New Autism Screening Tool Uses Digital Maps Of Patient Movement
Rebekah Eliason for redOrbit.com – Your Universe Online
A new method for screening for autism has recently been developed, and unlike current tests it does not rely on subjective measures.
By including important sensory and motor impairments, the new technique provides an early and more objective ability to diagnose autism. Tiny fluctuations in movement are measured using a digital real-time map of the individual’s movements through space. Analysis of the data can determine exactly what degree the movements differ from individuals undergoing normal development.
This method can be applied to nonverbal children, adults and even infants. It also has the ability to distinguish gender differences as well as track the individual progress of patients in therapy.
Jorge V. Jose, theoretical physicist and computational neuroscientist at Indiana University, said, “This research may open doors for the autistic community by offering the option of a diagnosis at a much earlier age and possibly enabling the start of therapy sooner in the child’s development.”
In a separate second paper, the new method is described as a new form of treatment, not only a diagnostic tool. Researchers are hopeful it will have the ability to provide self-motivation for learning communication skills rather than relying on the commands and external cues typically used in behavioral therapy.
Elizabeth Torres, a computational neuroscientist, designed the technology to function much like a Nintendo Wii. Children with autism were shown onscreen media, and learned to communicate which media they preferred using a simple motion or gesture.
Torres explained, “Every time the children cross a certain region in space, the media they like best goes on. They start out randomly exploring their surroundings. They seek where in space that interesting spot is which causes the media to play, and then they do so more systematically. Once they see a cause and effect connection, they move deliberately. The action becomes an intentional behavior.”
Participating in the study were 25 children who all learned by themselves how to choose their favorite media. Most of them were nonverbal and retained the knowledge over time.
Torres said, “Children had to search for the magic spot themselves. We didn’t instruct them.”
According to Torres, traditional therapy that focuses on developing socially accepted behavior may hold back children with autism. Because they have different sensory and motor perceptions that greatly vary between individuals, helpful mechanisms they have developed to cope with differences may be discouraged.
Anne M. Donnellan, director of the USD Autism Institute and professor at the University of San Diego, noted, “Based on my 40+ years experience in autism, I see this research as truly groundbreaking and bound to have a broad impact across multiple disciplines of brain science.

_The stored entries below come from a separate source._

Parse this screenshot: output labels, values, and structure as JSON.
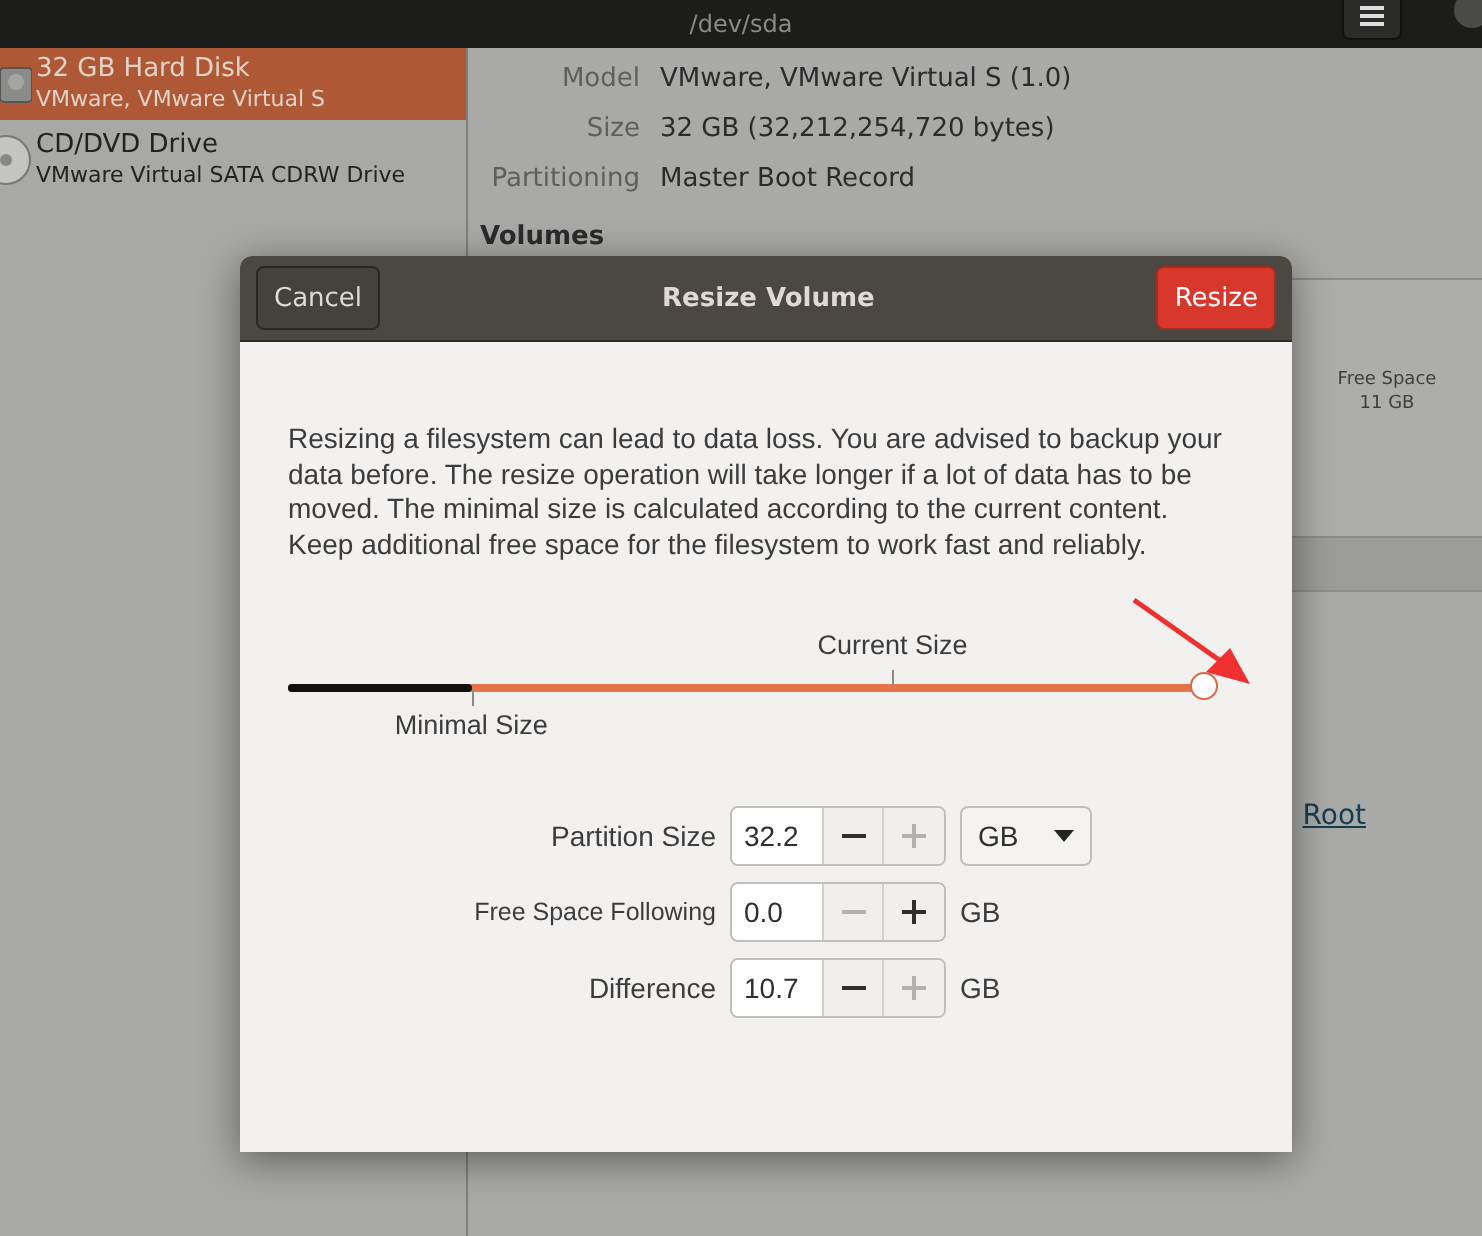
{
  "header": {
    "subtitle": "/dev/sda"
  },
  "sidebar": {
    "items": [
      {
        "kind": "disk",
        "title": "32 GB Hard Disk",
        "subtitle": "VMware, VMware Virtual S",
        "selected": true
      },
      {
        "kind": "optical",
        "title": "CD/DVD Drive",
        "subtitle": "VMware Virtual SATA CDRW Drive",
        "selected": false
      }
    ]
  },
  "details": [
    {
      "label": "Model",
      "value": "VMware, VMware Virtual S (1.0)"
    },
    {
      "label": "Size",
      "value": "32 GB (32,212,254,720 bytes)"
    },
    {
      "label": "Partitioning",
      "value": "Master Boot Record"
    }
  ],
  "volumes": {
    "heading": "Volumes",
    "free_space": {
      "label": "Free Space",
      "size": "11 GB"
    },
    "link": "Root"
  },
  "dialog": {
    "title": "Resize Volume",
    "cancel": "Cancel",
    "confirm": "Resize",
    "message": "Resizing a filesystem can lead to data loss. You are advised to backup your data before. The resize operation will take longer if a lot of data has to be moved. The minimal size is calculated according to the current content. Keep additional free space for the filesystem to work fast and reliably.",
    "slider": {
      "level": 1.0,
      "marks": [
        {
          "kind": "minimal",
          "label": "Minimal Size",
          "level": 0.2
        },
        {
          "kind": "current",
          "label": "Current Size",
          "level": 0.66
        }
      ]
    },
    "fields": [
      {
        "label": "Partition Size",
        "value": "32.2",
        "minus_disabled": false,
        "plus_disabled": true,
        "kind": "dropdown",
        "unit": "GB"
      },
      {
        "label": "Free Space Following",
        "value": "0.0",
        "minus_disabled": true,
        "plus_disabled": false,
        "kind": "text",
        "unit": "GB"
      },
      {
        "label": "Difference",
        "value": "10.7",
        "minus_disabled": false,
        "plus_disabled": true,
        "kind": "text",
        "unit": "GB"
      }
    ]
  }
}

“It provides a powerful, radical new framework for the assessment and categorization of autism that does not require subjective human assessment, and invites a transformation of current behavioral therapies, from emphasis on instruction driven therapies, to exploratory self-discovery techniques.”
The research is not far enough along to predict whether these methods will become widely available for diagnosis, but Torres is confident the computer-aided methods would be easy for parents to use as aids for their children.
Results from this study were published as a series in the journal Frontiers in Neuroscience. It was funded with a grant given by the National Science Foundation.